I’ll say upfront that Learn TLA+ isn’t anywhere near complete. First of all, this is the first time other people are seeing the new content. In writing you have to constantly revise what you do. I expect there will be significant changes as people start reading it and providing feedback. If you have any comments or critiques, please share them all at the Github repo!

Second, I scoped the initial release to six months and had to cut a lot of planned content. There aren’t any exercises, and I still need to write many of the topics and examples.

Finally, as mentioned, this is dynamic. I’ll be making lots of improvements over time. You can read what I plan to do over at the roadmap.

I hope you enjoy!


Appendix A: What about Practical TLA+?

Don’t bother. There’s some specifications in the book that won’t be put in Learn TLA+ for legal reasons, but otherwise I’m aiming to make learntla a strictly-better resource. It already covers a host of things not in PT, like action properties, strong fairness, and advanced operators. Plus, learntla is free!

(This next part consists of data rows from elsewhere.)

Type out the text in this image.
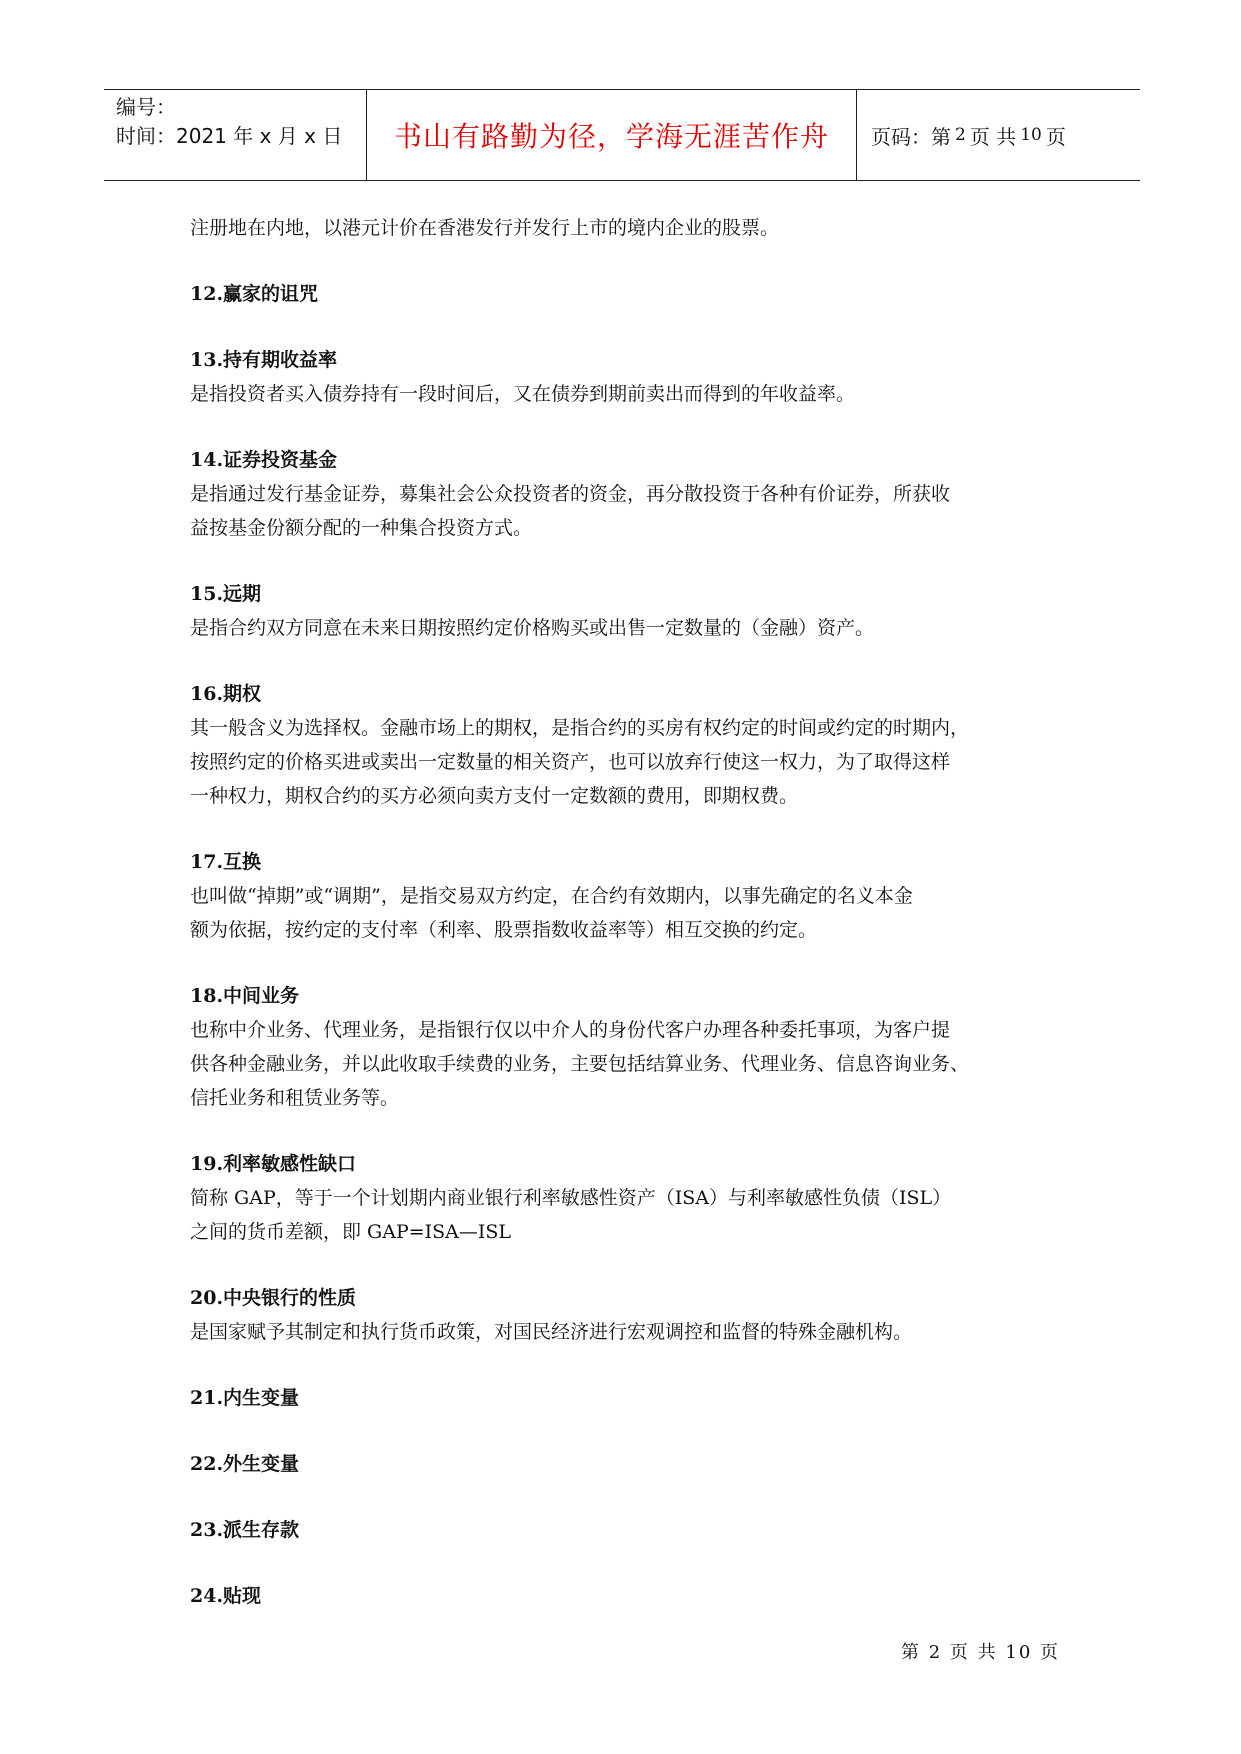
编号：
时间：2021 年 x 月 x 日	书山有路勤为径，学海无涯苦作舟	页码：第 2 页 共 10 页

注册地在内地，以港元计价在香港发行并发行上市的境内企业的股票。

12.赢家的诅咒

13.持有期收益率

是指投资者买入债券持有一段时间后，又在债券到期前卖出而得到的年收益率。

14.证券投资基金

是指通过发行基金证券，募集社会公众投资者的资金，再分散投资于各种有价证券，所获收

益按基金份额分配的一种集合投资方式。

15.远期

是指合约双方同意在未来日期按照约定价格购买或出售一定数量的（金融）资产。

16.期权

其一般含义为选择权。金融市场上的期权，是指合约的买房有权约定的时间或约定的时期内，

按照约定的价格买进或卖出一定数量的相关资产，也可以放弃行使这一权力，为了取得这样

一种权力，期权合约的买方必须向卖方支付一定数额的费用，即期权费。

17.互换

也叫做“掉期”或“调期”，是指交易双方约定，在合约有效期内，以事先确定的名义本金

额为依据，按约定的支付率（利率、股票指数收益率等）相互交换的约定。

18.中间业务

也称中介业务、代理业务，是指银行仅以中介人的身份代客户办理各种委托事项，为客户提

供各种金融业务，并以此收取手续费的业务，主要包括结算业务、代理业务、信息咨询业务、

信托业务和租赁业务等。

19.利率敏感性缺口

简称 GAP，等于一个计划期内商业银行利率敏感性资产（ISA）与利率敏感性负债（ISL）

之间的货币差额，即 GAP=ISA—ISL

20.中央银行的性质

是国家赋予其制定和执行货币政策，对国民经济进行宏观调控和监督的特殊金融机构。

21.内生变量

22.外生变量

23.派生存款

24.贴现

第 2 页 共 10 页
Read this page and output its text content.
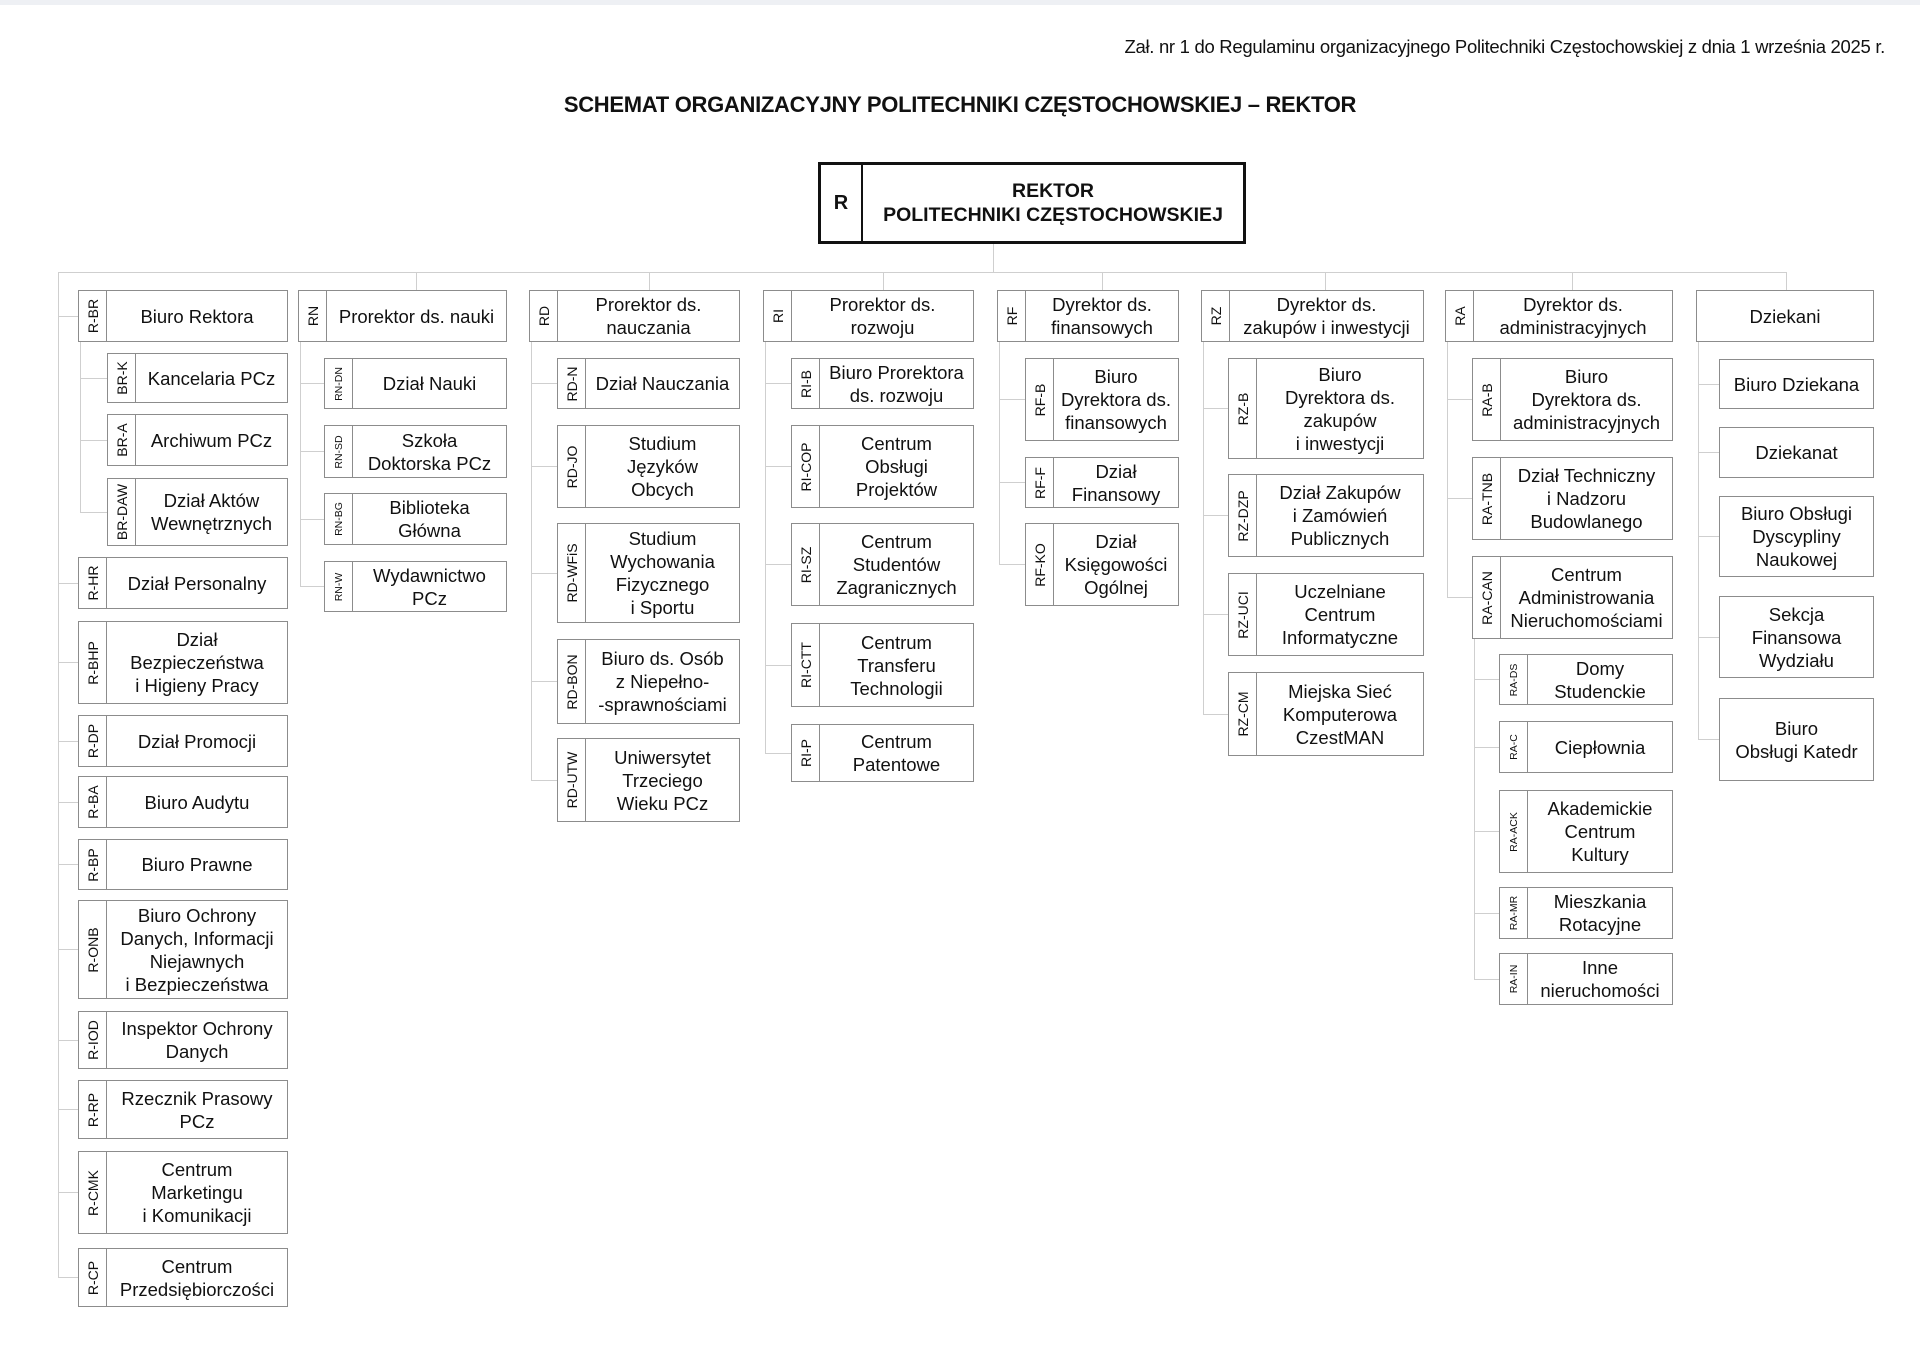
Zał. nr 1 do Regulaminu organizacyjnego Politechniki Częstochowskiej z dnia 1 września 2025 r.
SCHEMAT ORGANIZACYJNY POLITECHNIKI CZĘSTOCHOWSKIEJ – REKTOR
R
REKTOR
POLITECHNIKI CZĘSTOCHOWSKIEJ
R-BR	Biuro Rektora
BR-K Kancelaria PCz
BR-A	Archiwum PCz
BR-DAW	Dział Aktów
Wewnętrznych
R-HR	Dział Personalny
R-BHP
Dział
Bezpieczeństwa
i Higieny Pracy
R-DP	Dział Promocji
R-BA	Biuro Audytu
R-BP	Biuro Prawne
R-ONB
Biuro Ochrony
Danych, Informacji
Niejawnych
i Bezpieczeństwa
R-IOD	Inspektor Ochrony
Danych
R-RP	Rzecznik Prasowy
PCz
R-CMK
Centrum
Marketingu
i Komunikacji
R-CP	Centrum
Przedsiębiorczości
RN Prorektor ds. nauki
RN-DN	Dział Nauki
RN-SD	Szkoła
Doktorska PCz
RN-BG	Biblioteka
Główna
RN-W	Wydawnictwo
PCz
RD
Prorektor ds.
nauczania
RD-N Dział Nauczania
RD-JO
Studium
Języków
Obcych
RD-WFiS
Studium
Wychowania
Fizycznego
i Sportu
RD-BON	Biuro ds. Osób
z Niepełno-
-sprawnościami
RD-UTW	Uniwersytet
Trzeciego
Wieku PCz
RI
Prorektor ds.
rozwoju
RI-B Biuro Prorektora
ds. rozwoju
RI-COP	Centrum
Obsługi
Projektów
RI-SZ
Centrum
Studentów
Zagranicznych
RI-CTT
Centrum
Transferu
Technologii
RI-P	Centrum
Patentowe
RF
Dyrektor ds.
finansowych
RF-B
Biuro
Dyrektora ds.
finansowych
RF-F	Dział
Finansowy
RF-KO
Dział
Księgowości
Ogólnej
RZ
Dyrektor ds.
zakupów i inwestycji
RZ-B
Biuro
Dyrektora ds.
zakupów
i inwestycji
RZ-DZP	Dział Zakupów
i Zamówień
Publicznych
RZ-UCI	Uczelniane
Centrum
Informatyczne
RZ-CM
Miejska Sieć
Komputerowa
CzestMAN
RA
Dyrektor ds.
administracyjnych
RA-B
Biuro
Dyrektora ds.
administracyjnych
RA-TNB	Dział Techniczny
i Nadzoru
Budowlanego
RA-CAN	Centrum
Administrowania
Nieruchomościami
RA-DS	Domy
Studenckie
RA-C	Ciepłownia
RA-ACK
Akademickie
Centrum
Kultury
RA-MR	Mieszkania
Rotacyjne
RA-IN	Inne
nieruchomości
Dziekani
Biuro Dziekana
Dziekanat
Biuro Obsługi
Dyscypliny
Naukowej
Sekcja
Finansowa
Wydziału
Biuro
Obsługi Katedr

Appendix B: Backend Changes

These are changes users aren’t likely to see but help me maintain the site better. I’m including them in case people are interested (or want to repeat them). All of the code is here.

Autobuild

I deployed the old version of learntla with a custom script that I never remembered to run. The new version uses a GitHub action to build on every push to master.

Sphinx

In the past five years I’ve developed fairly strong opinions on how to document well, especially on the importance of extensibility. Hugo, which powered the old version of learntla, is poorly-suited to serious documentation projects. I migrated the site to Sphinx. Sphinx has a steeper learning curve, but is a much better choice for documentation overall. Here’s just three reasons why:

  1. Internal referencing. Sphinx has a native tag for path-independent internal references. This meant I could move content around without having to rewrite any of the referencing hyperlinks. Hugo has a similar ref shortcode but it’s far too limited to be useful.

  2. Programmability. Sphinx creates an intermediate doctree representation you can transform before it renders out into html. The format isn’t well documented but with some experimentation I was able to make a lot of useful customizations.

  3. Extensibility. Sphinx lets you create custom text elements that’s treated as first-class markup syntax, as opposed to as a preprocessor for a markdown doc. Sphinx uses this to add a bunch of useful features, such as automatic indexes and toggleable TODO blocks. But I also added a few of my own, like spec. That’s what powers the user-facing autodiffs.

More tooling

One lesson I’ve learned the hard way is that keeping lots of assets in sync is an absolute nightmare. So this version has a lot more software managing that for me. In particular, I built a pipeline for handling spec assets. I have several XML spec templates that represent “sequences of iterations” on a spec. A python script unpacks the template into a set of .tla files. After I put in appropriate metadata, a second script cleans up each spec into a “presentable” form, loads the metadata into the appropriate files, and places the asset in the appropriate path. Then I can just write

.. spec:: spec/version/4
  :diff: spec/version/3

And that automatically renders the diff between the two specs in the guide.

Because all of the specs are reproducibly built from a template, I can modify version 1 of the spec and automatically propagate the changes to versions 2-4. The benefits of this approach were enormous and now I can’t imagine working without it. Plus, I can finally say I found a good use for XML.